Non lo avrebbe fatto per l’amicizia che mi ha sempre dimostrato. Farina: Cossiga non mi ha certamente usato per diffondere falsità  post mortem su Moro

di Renato Farina

L'articolo che Italia Oggi di martedi 20 ha pubblicato sul mio libro «Cossiga mi ha detto» è importante: spezza l'omertà che lo ha finora circondato, entrando nel merito dei contenuti, che in alcune pagine sono tremendi, e talvolta profetici. Sulla profezia ne cito una sola: è incredibile come, nel luglio del 2008, Cossiga vedesse in Maroni il pericolo prossimo per il governo Berlusconi insieme ad indagini «di Milano e di Napoli». Ma le profezie, anche quelle azzeccate, non possono essergli imputate come menzogne, al massimo sono indovinate o no (e lui ci azzecca), invece il racconto di fatti dei quali è stato testimone diretto, sì. E Italia Oggi lo fa.
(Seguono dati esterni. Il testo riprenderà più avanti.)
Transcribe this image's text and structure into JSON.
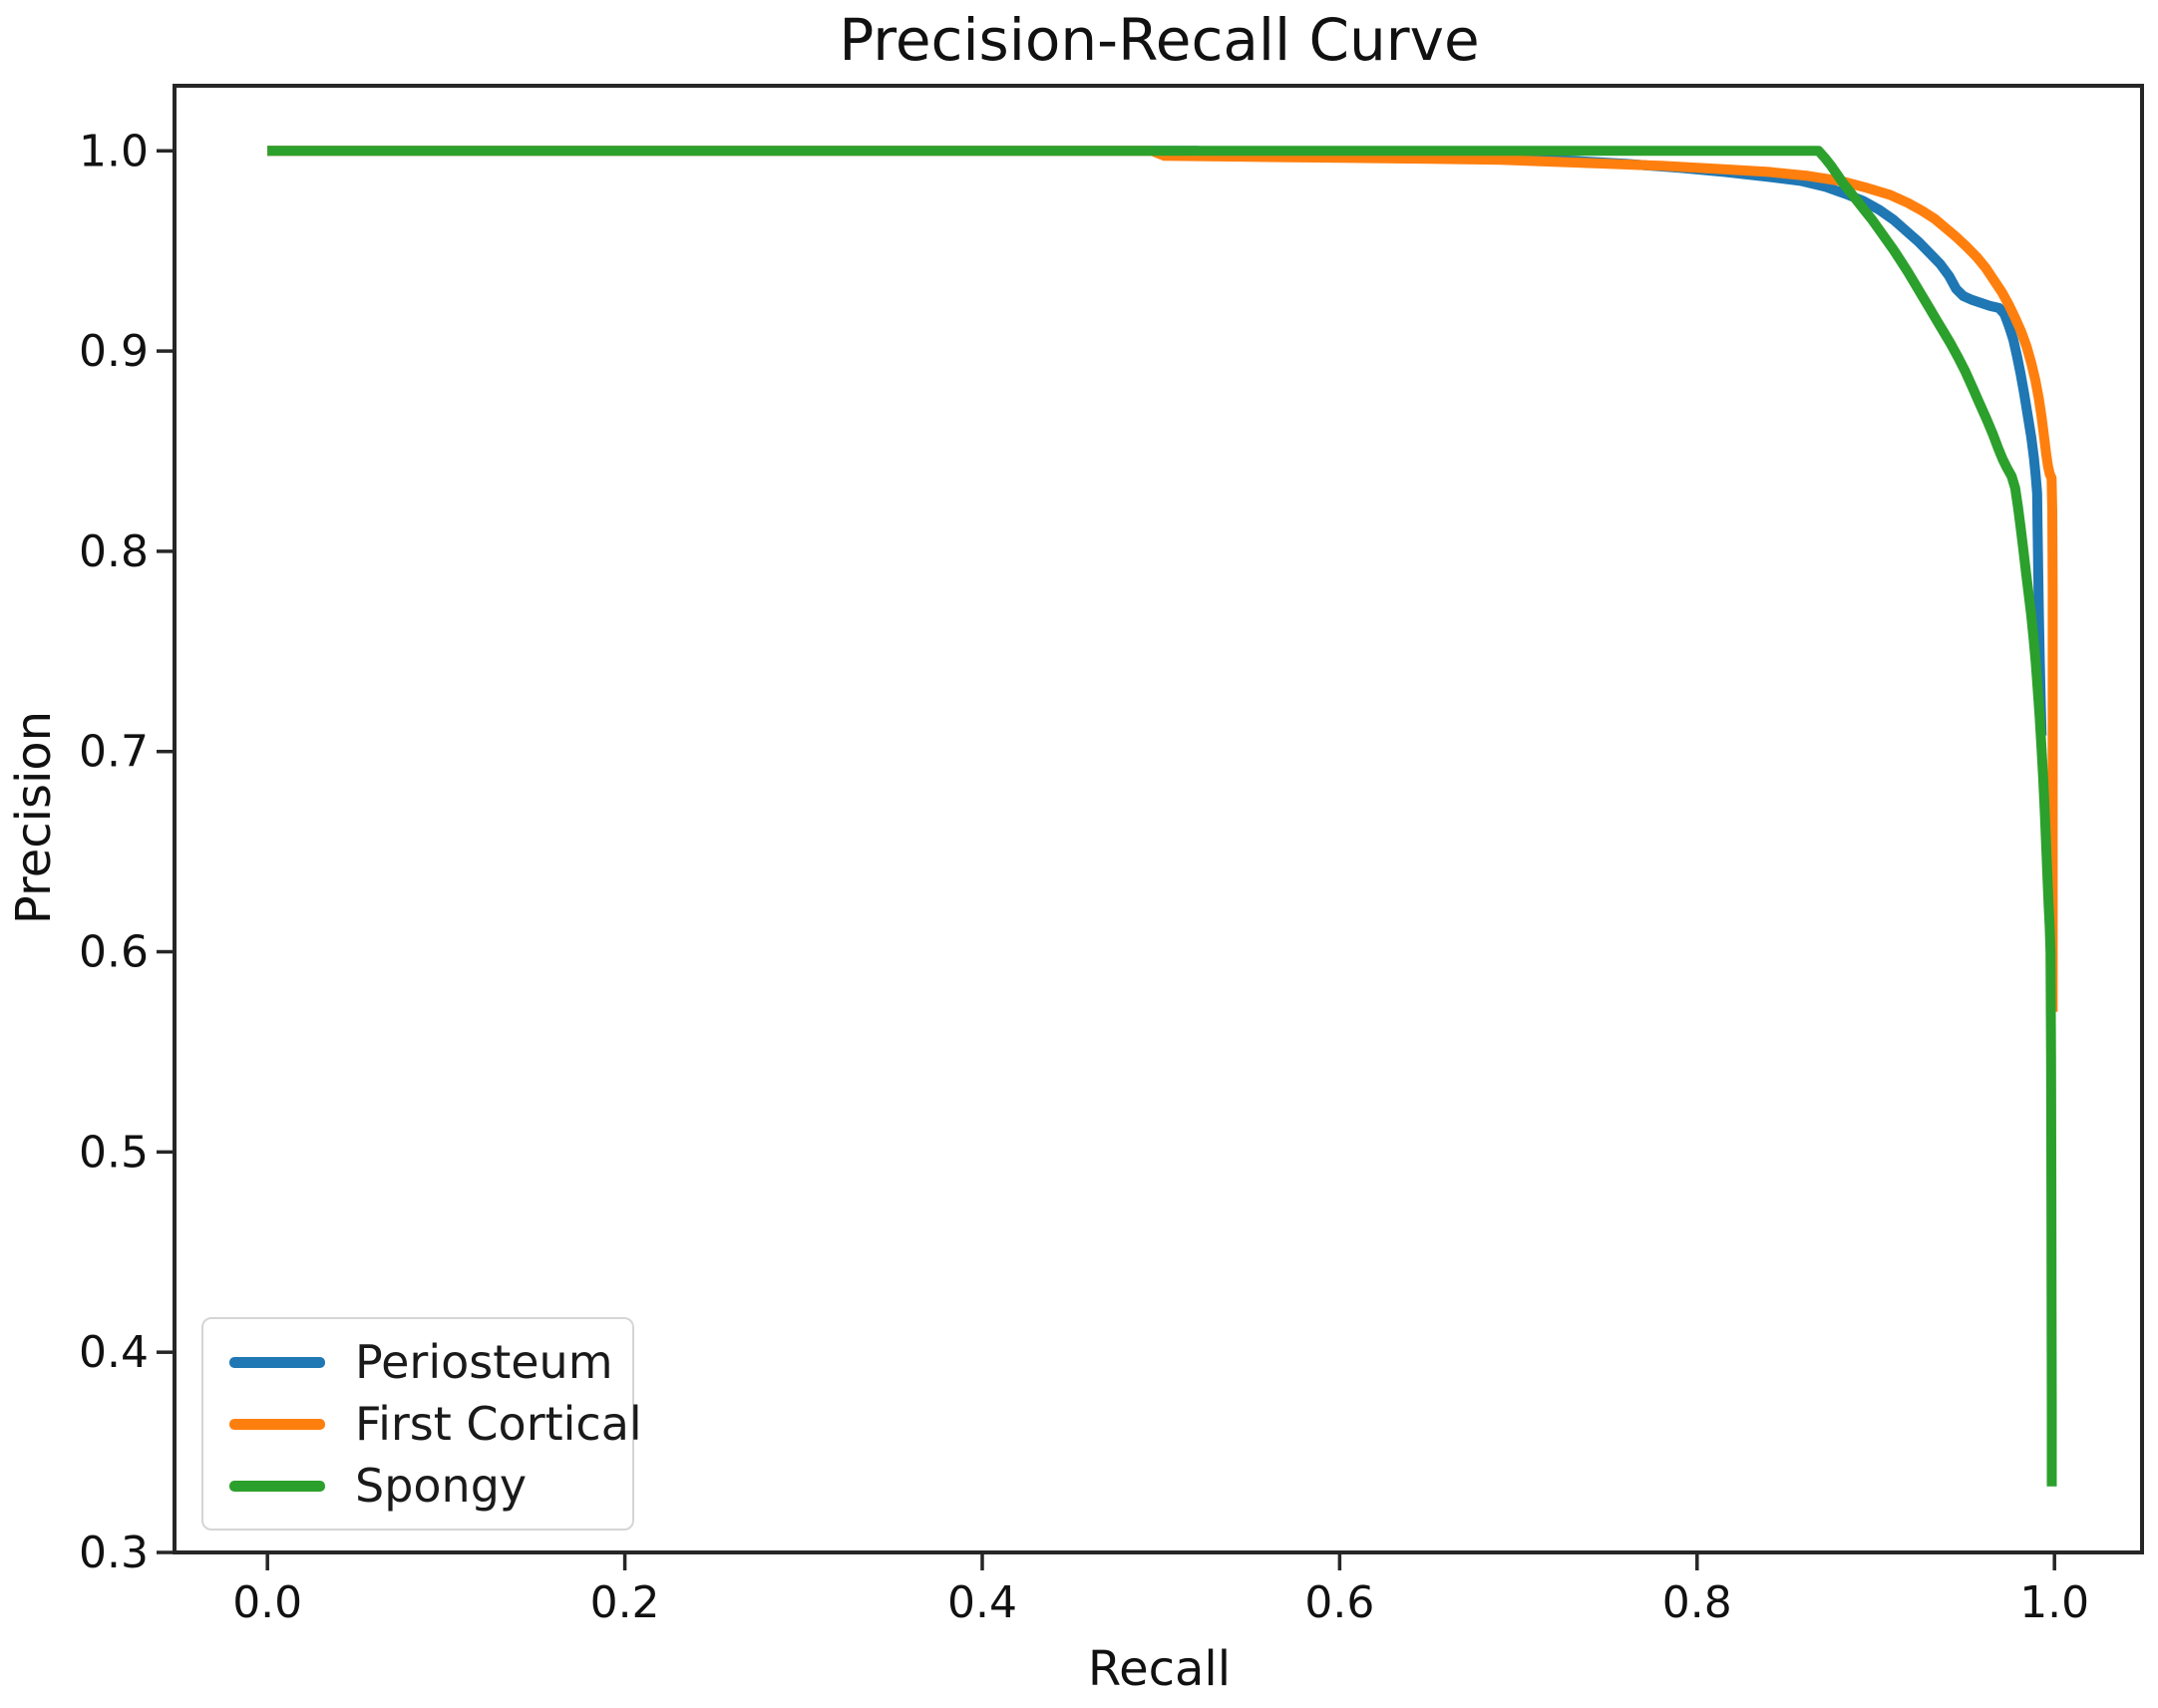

Piero Laporta, autore dell'accusa, è studioso di fatti di terrorismo tra i più preparati, ed è uomo retto, incapace di annacquare il suo vino per opportunismi vari. A partire dalle sue convinzioni forti, direi marmoree, giudica che Cossiga abbia riferito bugie sul caso Moro (Laporta ci vede la mano sovietica e una qualche complicità omissiva di Cossiga), sull'assassinio di Giorgiana Masi nonché sul patto tra Moro e i palestinesi (per il presidente emerito equivaleva a una immunità sul territorio italiano per i fedayn; per Laporta solo a un sostegno politico).

Su tutte queste vicende io non voglio né posso mettermi a fare da arbitro tra i due, come un perito del Tribunale della Storia: non ho la patente. Di alcune cose sono però certo, e queste riguardano la sfera più intima che ci sia, quella dell'amicizia. Sulla base di questa sicurezza affettiva, e percependo il dolore intenso, fisico e insieme come una strozza all'anima, che Cossiga mi trasmetteva parlandomi di Moro, posso dire che non mi ha ingannato, né usato per diffondere post-mortem delle falsità.

Per questo ritengo che il vino dell'amico Laporta sia, a proposito dei sentimenti di Cossiga, invecchiato male e diventato dopo tanti anni aceto. Cossiga è un uomo che ha stracciato la tessera di giornalista quando fui radiato (ora la sentenza è stata annullata definitivamente dalla Cassazione). Mi fece chiamare dai suoi carabinieri di scorta poco prima di morire (non parlava più al telefono) per ringraziarmi dei miei messaggi e per domandare il nome di mia moglie. Sono prove (e le sento come carezze di un padre moribondo) del fatto che non mi ha usato come un pupazzo tonto… Perché allora, a un certo punto, improvvisamente, dopo aver lodato il libro,Cossiga si è chiuso nel silenzio? Ipotesi ne ho, nessuna però che c'entri con l'inganno.

Approfitto dello spazio concessomi per riferire ai tuoi lettori di un'altra recensione che mi è stata dedicata da Pasquale Chessa sull'Espresso. Dice, in forma di intervista, che questo libro è una bufala ed io ho agito come burattino di Pio Pompa. Bum! Mi ha colpito un fatto. Cossiga, poco prima di morire, mi ha spedito due scatole con i ritagli degli insulti che gli ha dedicato il kombinat debenedettiano di Repubblica-Espresso per anni e anni. E dire che – lo rivela sempre Cossiga nel mio libro (fatto di 27 ore di conversazioni registrate) – il presidente alla Casa Bianca difese per amor di patria l'Olivetti dell'ingegner De Benedetti dall'accusa gravissima di essere fornitrice di tecnologia sensibile all'Urss. Cosa – ritiene Cossiga – invece vera e documentabile.

Interessante che Chessa (biografo di Cossiga e candidato alla custodia del suo archivio) si allei ora all'Espresso. Ancora più tragica e interessante la menzogna di Chessa ospitata dall'Espresso, secondo cui Cossiga avrebbe «deciso» di morire. La storia della morte di Cossiga la racconto nel mio libro, inconfutabile, ed è diversa, molto diversa.